Через пятнадцать минут Ваня сидел в Интернете и пытался заработать деньги на опросах. Он смог договориться с менеджером одного интеренет-клуба, обещав его пригласить на открытие своего дела. Тот провинциальный парень, с Рязани, легко пошел на контакт, так как клиентов всегда было немного ближе к ночи, и он сам бывало, сидел на каждом из компьютеров, создавая эффект движения воздушных масс.
Сцена 8
Камергерский
Эти два дня он не выходил из клуба. И только на вторую ночь он вышел, пройдя, как призрак по улице. Как богатый призрак. Он вошел в квартиру, желая поспать хотя бы час, но на встречу ему попался Лексей, который, по видимому, за эти дни не пил. Он справился о том, когда может быть полезен, и пригласил дремлющего на ходу Ивана выпить кофе. Иван согласился, хотя желание спать было чудовищным, но он понимал, что с Лексеем лучше пока не спорить. Говорил в основном старик, вспоминая молодость, фанатные страсти, Олимпиаду и очереди за шампанским с мандаринами под Новый год. Через полчаса, как только Иван соприкоснулся с подушкой, Лексей пригласил его испробовать обед, собственноручно приготовленный им. И снова Иван сидел и слушал. Он говорил, как радиоприемник, останавливаясь, только когда делал глоток, на этот раз безалкогольный, и даже после супа, когда оставался один в комнате, доносился его голос, брюзжание и радостный всхлип, когда ему удавалось развести себя на сентиментальное воспоминание, которое чаще всего возникает в промежутке от двадцати до тридцати лет.
Иван штудировал интернет, пронесся своим пытливым мозгом по всем возможным сайтам, нащупал механизм виртуальных бизнесменов, и был принят за полночь в свои ряды и к утру уже смог обнаружить свой первый доллар, который к часам десяти превратился в пятидесятидолларовый капитал. Такими темпами наращивая свою сумму, он, конечно, рисковал.
Фирма «Дача советов» просуществовала ровно двадцать восемь часов. Она была помещена в форум психологического практикума для работы с душевнобольными олигархами. Отбоя не было. Молодой мужчина, изобретатель продуктов питания для дрессированных насекомых, спрашивал, как ему стать одним из членов мелкой породы, так как этот мир не для него.
– Нужно поместить насекомого в такую же среду обитания, что и вы, – набирал текст Иван. – Где он у вас живет? В коробке? Или банке? Неправильно. Пусть он так же спит на постели. Завтракает с вами за одним столом, читает одни и те же газеты, плескается в ванной тоже с вами. Не отделяйте его от вашей жизни.

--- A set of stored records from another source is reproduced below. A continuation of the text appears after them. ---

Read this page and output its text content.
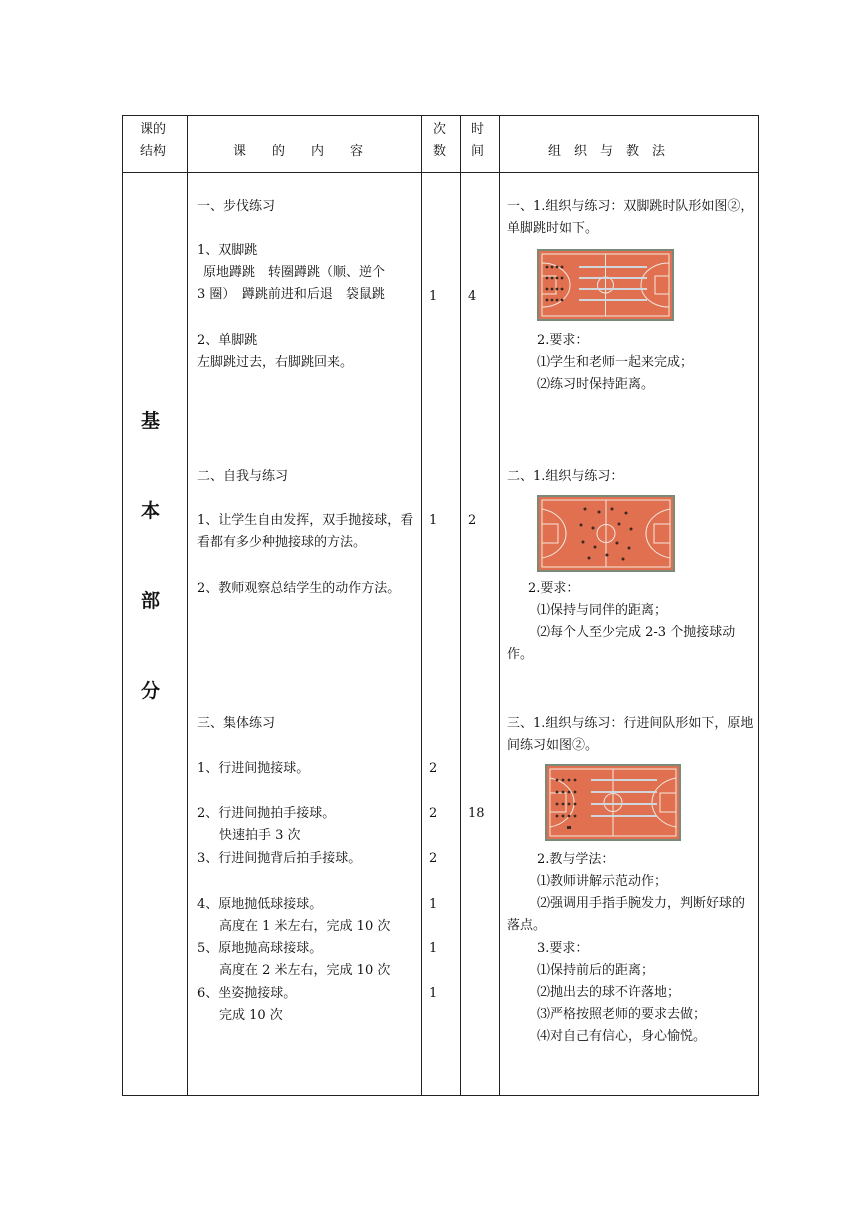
课的
结构	课　　的　　内　　容
次
数
时
间	组　织　与　教　法
基
本
部
分
一、步伐练习
1、双脚跳
原地蹲跳　转圈蹲跳（顺、逆个
3 圈）　蹲跳前进和后退　袋鼠跳
2、单脚跳
左脚跳过去，右脚跳回来。
二、自我与练习
1、让学生自由发挥，双手抛接球，看看都有多少种抛接球的方法。
2、教师观察总结学生的动作方法。
三、集体练习
1、行进间抛接球。
2、行进间抛拍手接球。
快速拍手 3 次
3、行进间抛背后拍手接球。
4、原地抛低球接球。
高度在 1 米左右，完成 10 次
5、原地抛高球接球。
高度在 2 米左右，完成 10 次
6、坐姿抛接球。
完成 10 次
1
1
2
2
2
1
1
1
4
2
18
一、1.组织与练习：双脚跳时队形如图②，单脚跳时如下。
2.要求：
⑴学生和老师一起来完成；
⑵练习时保持距离。
二、1.组织与练习：
2.要求：
⑴保持与同伴的距离；
⑵每个人至少完成 2-3 个抛接球动作。
三、1.组织与练习：行进间队形如下，原地间练习如图②。
2.教与学法：
⑴教师讲解示范动作；
⑵强调用手指手腕发力，判断好球的落点。
3.要求：
⑴保持前后的距离；
⑵抛出去的球不许落地；
⑶严格按照老师的要求去做；
⑷对自己有信心，身心愉悦。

На что молодой насекомолюб возразил, что тогда муравей станет одним из нас, а не наоборот. Был найден компромисс – три дня они будут жить как люди, а четыре (преимущество) как насекомые.
Этот изобретатель был доволен происходящим и сказал, что обязательно поделится с друзьями этой победой. На что Иван подумал:
– Странно, что у него есть друзья.
Но это ему было на руку. И пошли вопросы. Начиная с бессонницы, заканчивая слишком крепким сном.
– Если не спите, поговорите самим собой. Встаньте перед зеркалом и вступите с собой в диспут. Вы не представляете, как вы увлечено будете с собой спорить, отстаивать свою точку зрения. Ночь пройдет незаметно. А что касается крепкого сна – попробуйте поспать на мокрой простыне. Эффект будет неожиданным.
Мозг кипел, но вопросы шли ровным потоком, один за другим, как в медицинской очереди к популярному врачу.
– Если вы ходите ночью, лунатите, то посадите рядом с собой пса или кота – они будут с вами идти всю дорогу, чтобы пролаять или промяукать в нужный момент. Не гуляйте под дождем, если вы маленький, не думайте, что это позволит вам вырасти. Добавляйте в пищу морковку и капустку.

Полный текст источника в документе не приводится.